The town of Cooperstown and its museum work because the place is so physically disconnected from daily life. It's tucked away in a beautiful part of the country. For the time that you're there, baseball seems like all there is. You lose yourself in the history, the myths, the mysteries. Such an atmospheric bubble is a commendable achievement, but as you point out, baseball is so much more than that now. Today, fandom is about connecting to groups of people you share points of view with, crack jokes amongst, tweet to, clown around with. And the currency is the daily experience, spread nationally, informed by new thought and diverse voices. Altogether, this is an environment that is in direct opposition to the sleepy little town by the lake.
I think that the HOF voters feel they are protecting something that, without them, would be lost, like a Coopertown-esque village losing all of its local businesses to the Walmart down the highway. That's a legitimate concern, but I think that the Hall of Fame museum itself is better suited to the task of preservation than is the more amorphous conceptual framework that is the "Hall of Fame." The "Hall of Fame" is for everybody, all the time, a great debate, a great collective appreciation for those who did the thing better than anyone else, with all of the wonder and enjoyment that entails. We should share in that, not covet it like Golem pawing his ring in the dark.

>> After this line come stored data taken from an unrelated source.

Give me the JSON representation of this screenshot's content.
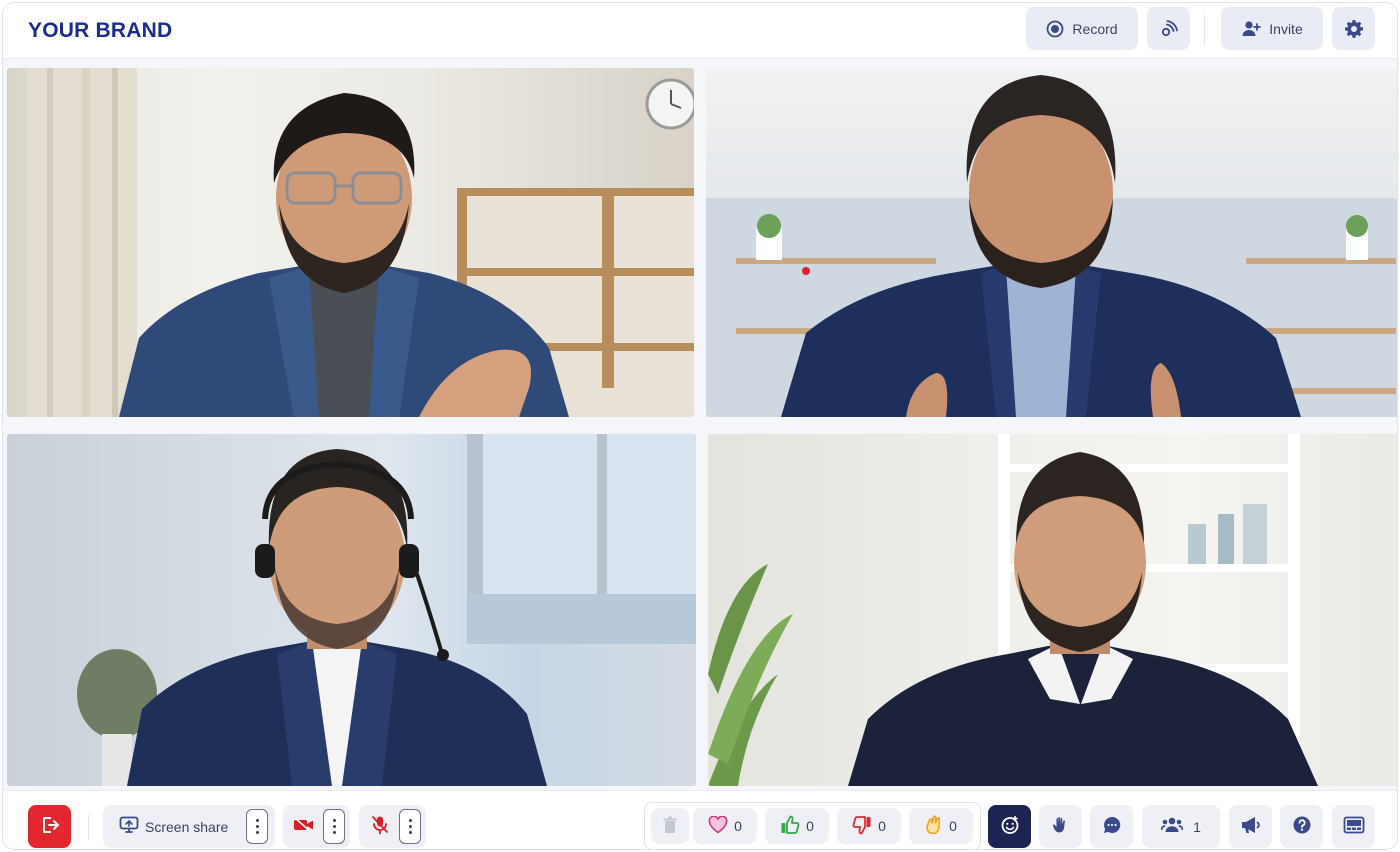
{
  "header": {
    "brand": "YOUR BRAND",
    "record_label": "Record",
    "invite_label": "Invite"
  },
  "toolbar": {
    "screen_share_label": "Screen share",
    "reactions": {
      "heart_count": "0",
      "thumbs_up_count": "0",
      "thumbs_down_count": "0",
      "clap_count": "0"
    },
    "participants_count": "1"
  },
  "icons": {
    "record": "record-icon",
    "livestream": "broadcast-icon",
    "invite": "add-user-icon",
    "settings": "gear-icon",
    "leave": "exit-icon",
    "screen_share": "monitor-share-icon",
    "camera_off": "video-off-icon",
    "mic_off": "mic-off-icon",
    "delete": "trash-icon",
    "heart": "heart-icon",
    "thumbs_up": "thumbs-up-icon",
    "thumbs_down": "thumbs-down-icon",
    "clap": "clap-icon",
    "emoji": "emoji-icon",
    "raise_hand": "hand-icon",
    "chat": "chat-icon",
    "participants": "people-icon",
    "announce": "megaphone-icon",
    "help": "help-icon",
    "layout": "layout-icon"
  },
  "colors": {
    "brand": "#1b2c8f",
    "leave": "#e2282e",
    "recording_dot": "#e01f2a",
    "active_button": "#1d2452",
    "heart": "#d2367f",
    "thumbs_up": "#2fa94a",
    "thumbs_down": "#e0262d",
    "clap": "#f0a318"
  }
}
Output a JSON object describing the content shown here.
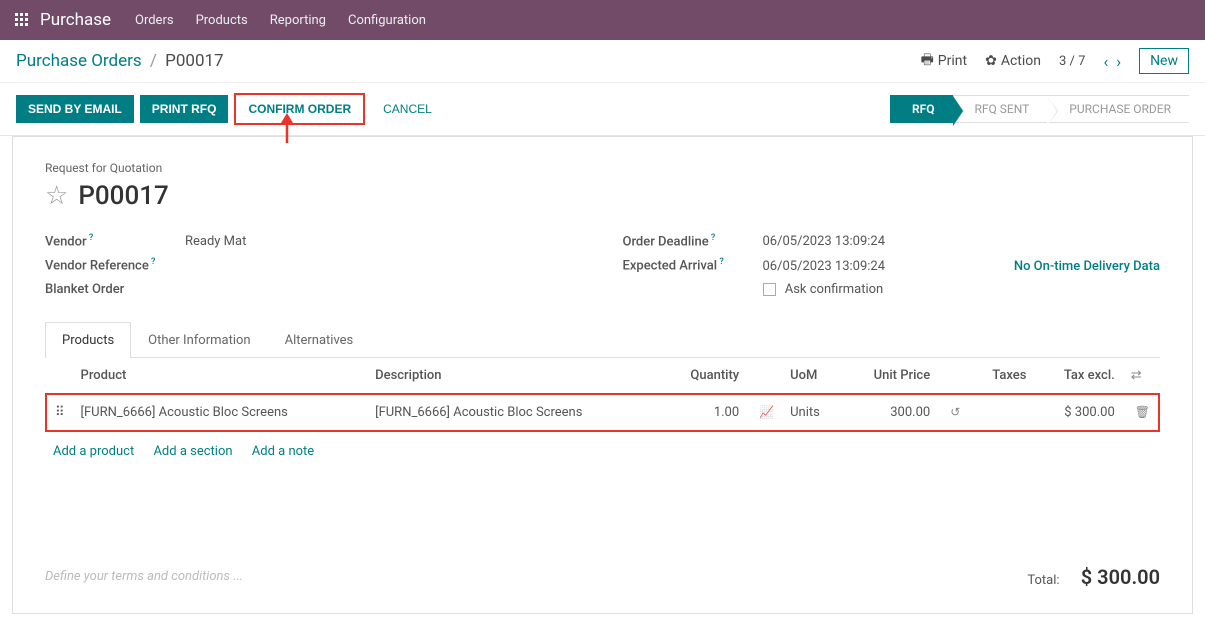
{
  "top": {
    "appname": "Purchase",
    "menu": [
      "Orders",
      "Products",
      "Reporting",
      "Configuration"
    ]
  },
  "breadcrumb": {
    "parent": "Purchase Orders",
    "current": "P00017"
  },
  "cp": {
    "print": "Print",
    "action": "Action",
    "pager": "3 / 7",
    "new": "New"
  },
  "actions": {
    "send": "SEND BY EMAIL",
    "printrfq": "PRINT RFQ",
    "confirm": "CONFIRM ORDER",
    "cancel": "CANCEL"
  },
  "status": {
    "s1": "RFQ",
    "s2": "RFQ SENT",
    "s3": "PURCHASE ORDER"
  },
  "header": {
    "subtitle": "Request for Quotation",
    "title": "P00017"
  },
  "fields": {
    "vendor_label": "Vendor",
    "vendor_value": "Ready Mat",
    "vendorref_label": "Vendor Reference",
    "blanket_label": "Blanket Order",
    "deadline_label": "Order Deadline",
    "deadline_value": "06/05/2023 13:09:24",
    "arrival_label": "Expected Arrival",
    "arrival_value": "06/05/2023 13:09:24",
    "askconfirm": "Ask confirmation",
    "delivery_link": "No On-time Delivery Data"
  },
  "tabs": {
    "t1": "Products",
    "t2": "Other Information",
    "t3": "Alternatives"
  },
  "cols": {
    "product": "Product",
    "description": "Description",
    "quantity": "Quantity",
    "uom": "UoM",
    "unitprice": "Unit Price",
    "taxes": "Taxes",
    "taxexcl": "Tax excl."
  },
  "line": {
    "product": "[FURN_6666] Acoustic Bloc Screens",
    "description": "[FURN_6666] Acoustic Bloc Screens",
    "qty": "1.00",
    "uom": "Units",
    "price": "300.00",
    "subtotal": "$ 300.00"
  },
  "addrow": {
    "product": "Add a product",
    "section": "Add a section",
    "note": "Add a note"
  },
  "footer": {
    "terms_placeholder": "Define your terms and conditions ...",
    "total_label": "Total:",
    "total_value": "$ 300.00"
  }
}
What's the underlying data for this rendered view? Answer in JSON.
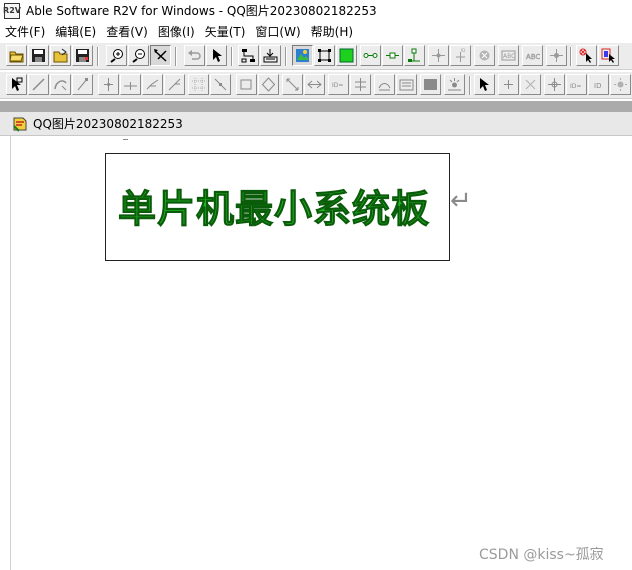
{
  "window": {
    "app_icon_label": "R2V",
    "title": "Able Software R2V for Windows - QQ图片20230802182253"
  },
  "menu": [
    {
      "label": "文件(F)"
    },
    {
      "label": "编辑(E)"
    },
    {
      "label": "查看(V)"
    },
    {
      "label": "图像(I)"
    },
    {
      "label": "矢量(T)"
    },
    {
      "label": "窗口(W)"
    },
    {
      "label": "帮助(H)"
    }
  ],
  "toolbar1": [
    {
      "name": "open-icon"
    },
    {
      "name": "save-icon"
    },
    {
      "name": "open-vector-icon"
    },
    {
      "name": "save-vector-icon"
    },
    {
      "name": "zoom-in-icon"
    },
    {
      "name": "zoom-out-icon"
    },
    {
      "name": "pan-icon"
    },
    {
      "name": "undo-icon"
    },
    {
      "name": "select-arrow-icon"
    },
    {
      "name": "trace-icon"
    },
    {
      "name": "auto-trace-icon"
    },
    {
      "name": "show-image-icon"
    },
    {
      "name": "show-vector-icon"
    },
    {
      "name": "green-fill-icon"
    },
    {
      "name": "node-line-icon"
    },
    {
      "name": "node-point-icon"
    },
    {
      "name": "connect-icon"
    },
    {
      "name": "cross-point-icon"
    },
    {
      "name": "id-point-icon"
    },
    {
      "name": "delete-circle-icon"
    },
    {
      "name": "text-abc-icon"
    },
    {
      "name": "text-abc-outline-icon"
    },
    {
      "name": "star-node-icon"
    },
    {
      "name": "select-red-icon"
    },
    {
      "name": "select-box-red-icon"
    }
  ],
  "toolbar2": [
    {
      "name": "edit-pointer-icon"
    },
    {
      "name": "line-draw-icon"
    },
    {
      "name": "curve-icon"
    },
    {
      "name": "slash-icon"
    },
    {
      "name": "vertex-move-icon"
    },
    {
      "name": "vertex-add-icon"
    },
    {
      "name": "vertex-join-icon"
    },
    {
      "name": "vertex-split-icon"
    },
    {
      "name": "grid-points-icon"
    },
    {
      "name": "line-break-icon"
    },
    {
      "name": "rectangle-icon"
    },
    {
      "name": "diamond-icon"
    },
    {
      "name": "diagonal-icon"
    },
    {
      "name": "arrow-both-icon"
    },
    {
      "name": "id-label-icon"
    },
    {
      "name": "align-icon"
    },
    {
      "name": "scale-icon"
    },
    {
      "name": "book-icon"
    },
    {
      "name": "fill-square-icon"
    },
    {
      "name": "sun-node-icon"
    },
    {
      "name": "select-cursor-icon"
    },
    {
      "name": "plus-node-icon"
    },
    {
      "name": "x-node-icon"
    },
    {
      "name": "cross-arrows-icon"
    },
    {
      "name": "id-marker-icon"
    },
    {
      "name": "text-label-icon"
    },
    {
      "name": "light-icon"
    }
  ],
  "document": {
    "title": "QQ图片20230802182253",
    "image_text": "单片机最小系统板",
    "return_mark": "↵"
  },
  "watermark": "CSDN @kiss~孤寂",
  "colors": {
    "text_green": "#22b522",
    "mdi_background": "#ababab",
    "toolbar_background": "#ececec"
  }
}
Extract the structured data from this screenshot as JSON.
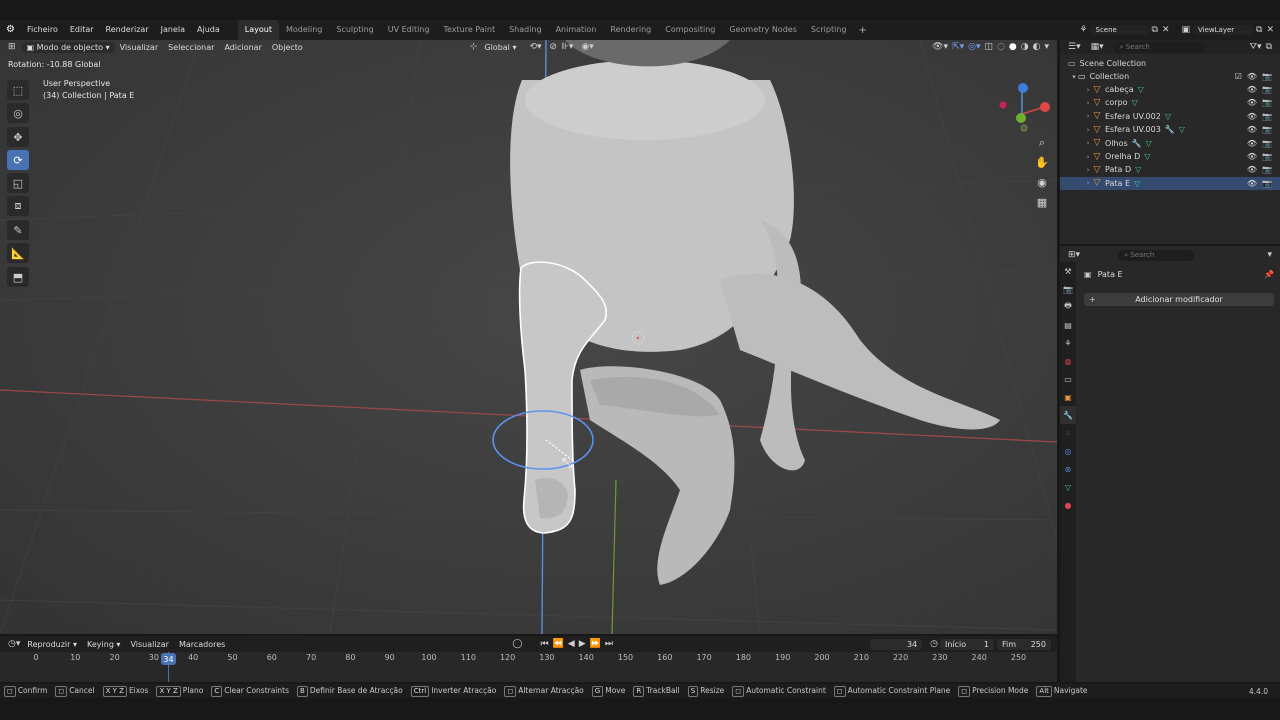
{
  "topbar": {
    "menus": [
      "Ficheiro",
      "Editar",
      "Renderizar",
      "Janela",
      "Ajuda"
    ],
    "workspaces": [
      "Layout",
      "Modeling",
      "Sculpting",
      "UV Editing",
      "Texture Paint",
      "Shading",
      "Animation",
      "Rendering",
      "Compositing",
      "Geometry Nodes",
      "Scripting"
    ],
    "active_workspace": "Layout",
    "scene_label": "Scene",
    "viewlayer_label": "ViewLayer"
  },
  "viewport": {
    "mode": "Modo de objecto",
    "menus": [
      "Visualizar",
      "Seleccionar",
      "Adicionar",
      "Objecto"
    ],
    "orientation": "Global",
    "operator_text": "Rotation: -10.88 Global",
    "perspective": "User Perspective",
    "context": "(34) Collection | Pata E"
  },
  "outliner": {
    "search_placeholder": "Search",
    "scene_collection": "Scene Collection",
    "collection": "Collection",
    "items": [
      {
        "name": "cabeça",
        "selected": false
      },
      {
        "name": "corpo",
        "selected": false
      },
      {
        "name": "Esfera UV.002",
        "selected": false
      },
      {
        "name": "Esfera UV.003",
        "selected": false
      },
      {
        "name": "Olhos",
        "selected": false
      },
      {
        "name": "Orelha D",
        "selected": false
      },
      {
        "name": "Pata D",
        "selected": false
      },
      {
        "name": "Pata E",
        "selected": true
      }
    ]
  },
  "properties": {
    "search_placeholder": "Search",
    "object_name": "Pata E",
    "add_modifier": "Adicionar modificador"
  },
  "timeline": {
    "menus": [
      "Reproduzir",
      "Keying",
      "Visualizar",
      "Marcadores"
    ],
    "current_frame": "34",
    "start_label": "Início",
    "start_value": "1",
    "end_label": "Fim",
    "end_value": "250",
    "ticks": [
      "0",
      "10",
      "20",
      "30",
      "40",
      "50",
      "60",
      "70",
      "80",
      "90",
      "100",
      "110",
      "120",
      "130",
      "140",
      "150",
      "160",
      "170",
      "180",
      "190",
      "200",
      "210",
      "220",
      "230",
      "240",
      "250"
    ]
  },
  "statusbar": {
    "items": [
      {
        "key": "",
        "label": "Confirm"
      },
      {
        "key": "",
        "label": "Cancel"
      },
      {
        "key": "X Y Z",
        "label": "Eixos"
      },
      {
        "key": "X Y Z",
        "label": "Plano"
      },
      {
        "key": "C",
        "label": "Clear Constraints"
      },
      {
        "key": "B",
        "label": "Definir Base de Atracção"
      },
      {
        "key": "Ctrl",
        "label": "Inverter Atracção"
      },
      {
        "key": "",
        "label": "Alternar Atracção"
      },
      {
        "key": "G",
        "label": "Move"
      },
      {
        "key": "R",
        "label": "TrackBall"
      },
      {
        "key": "S",
        "label": "Resize"
      },
      {
        "key": "",
        "label": "Automatic Constraint"
      },
      {
        "key": "",
        "label": "Automatic Constraint Plane"
      },
      {
        "key": "",
        "label": "Precision Mode"
      },
      {
        "key": "Alt",
        "label": "Navigate"
      }
    ],
    "version": "4.4.0"
  },
  "colors": {
    "accent": "#4772b3",
    "selection_outline": "#ffffff",
    "x_axis": "#a04848",
    "z_axis": "#5a8fd8",
    "y_axis": "#6f9a35"
  }
}
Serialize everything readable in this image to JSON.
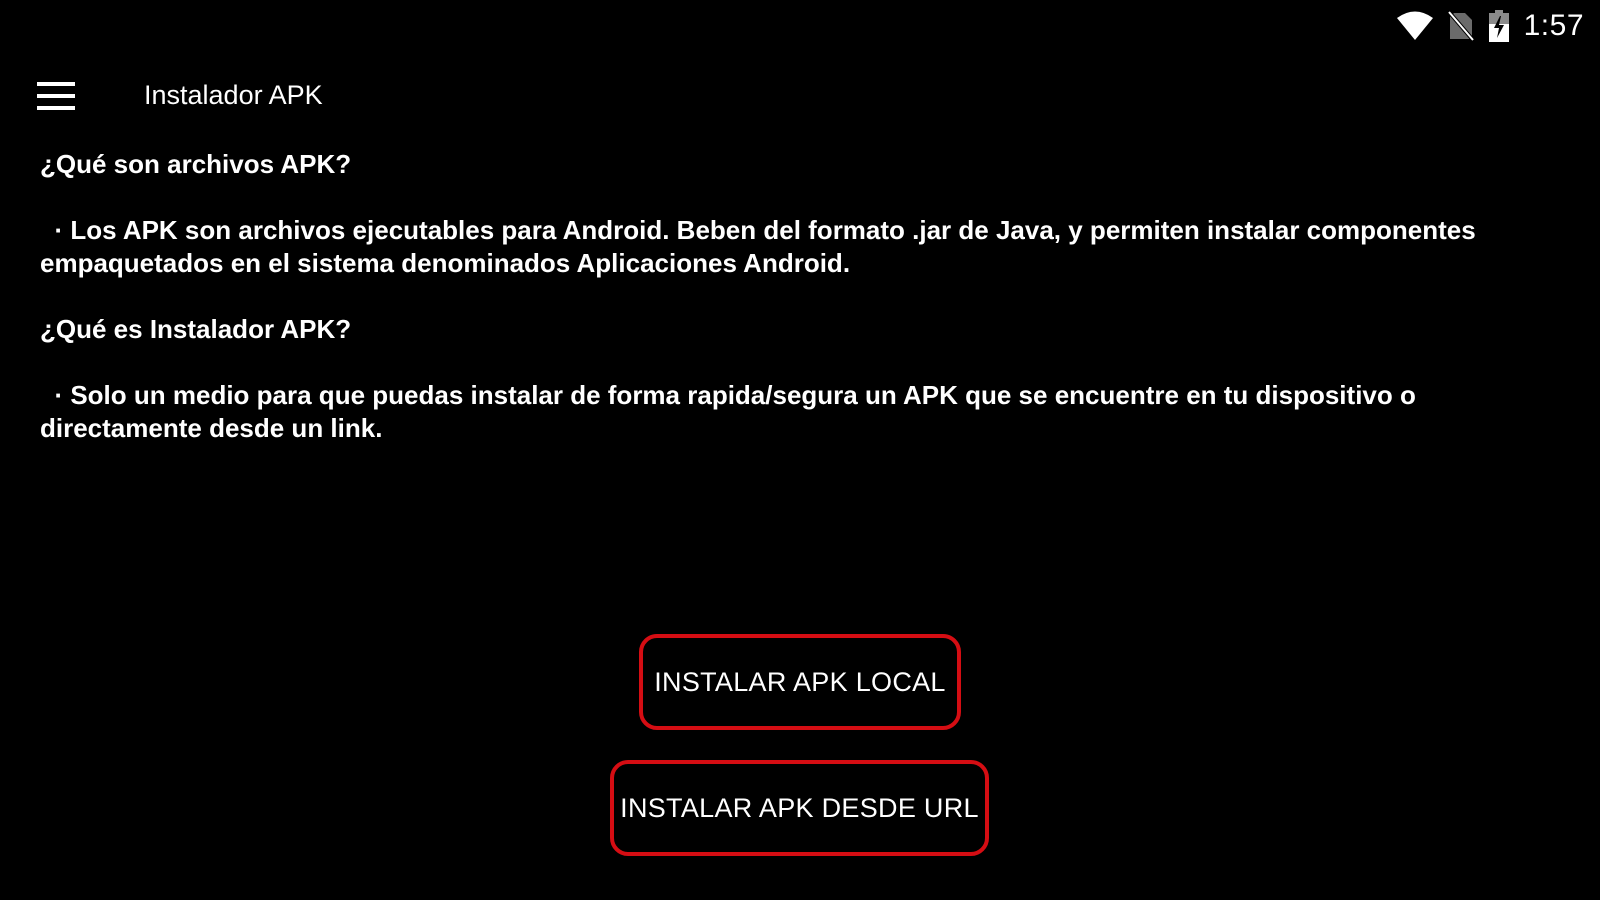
{
  "status_bar": {
    "icons": [
      "wifi-icon",
      "no-sim-icon",
      "battery-charging-icon"
    ],
    "time": "1:57"
  },
  "toolbar": {
    "menu_icon": "hamburger-menu-icon",
    "title": "Instalador APK"
  },
  "content": {
    "q1_heading": "¿Qué son archivos APK?",
    "q1_answer": "  · Los APK son archivos ejecutables para Android. Beben del formato .jar de Java, y permiten instalar componentes empaquetados en el sistema denominados Aplicaciones Android.",
    "q2_heading": "¿Qué es Instalador APK?",
    "q2_answer": "  · Solo un medio para que puedas instalar de forma rapida/segura un APK que se encuentre en tu dispositivo o directamente desde un link."
  },
  "buttons": {
    "local_label": "INSTALAR APK LOCAL",
    "url_label": "INSTALAR APK DESDE URL"
  },
  "colors": {
    "background": "#000000",
    "text": "#ffffff",
    "button_border": "#d50d13"
  }
}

Ironically, of course, MLB itself has met change with gusto, using digital to great effect and embracing the sharing culture. This new generation of ballots presents an opportunity for the Hall of Fame to share in this new tack. And the only thing more important that the credibility of the voters is that it be interesting. There's not much interesting in clinging to old forms at the cost of our attention.
In other words, tweet your Hall of Fame choices to @MLBHallWorthy in the next two hours!!!
Eric: Let's please continue to compliment each other's words as perfect. For example what I think is perfect is the image of Cooperstown as The Village in M Night Shayamalan's The Village. Which is basically what you just described. Imagine a Cooperstown where all the residents are under the illusion of living in one century, while not far away, Ford Explorers or PT Cruisers or whatever roll down the highway in the blissful present. That was a terrible movie, and now I feel bad for dragging it into this discussion. Not even the Hall of Fame deserves that. But this is how we understand sports now. Through the lens of pop culture. This is a new millennium. Do you think anybody in the 1950s was discussing Mickey Mantle's production in the context of Carl Perkins songs?
Don't answer that. Answer this: If you could put any non-Hall worthy player in Cooperstown, who would it be?
Ted: That's a HUGE question. Maybe we should give that one some space in another conversation. My gut-level, stream-of-consciousness finalists, however, would include Bill "Spaceman" Lee, Jamie Moyer, Fernando Valuenzuela, Hideo Nomo, Billy Wagner. All pitchers so far...weird. A few hitters, for fun: Jose Cruz, Moises Alou, Terry Pendleton, Tony Batista. And you?
Eric: Raul Mondesi. Raul Mondesi. Raul Mondesi.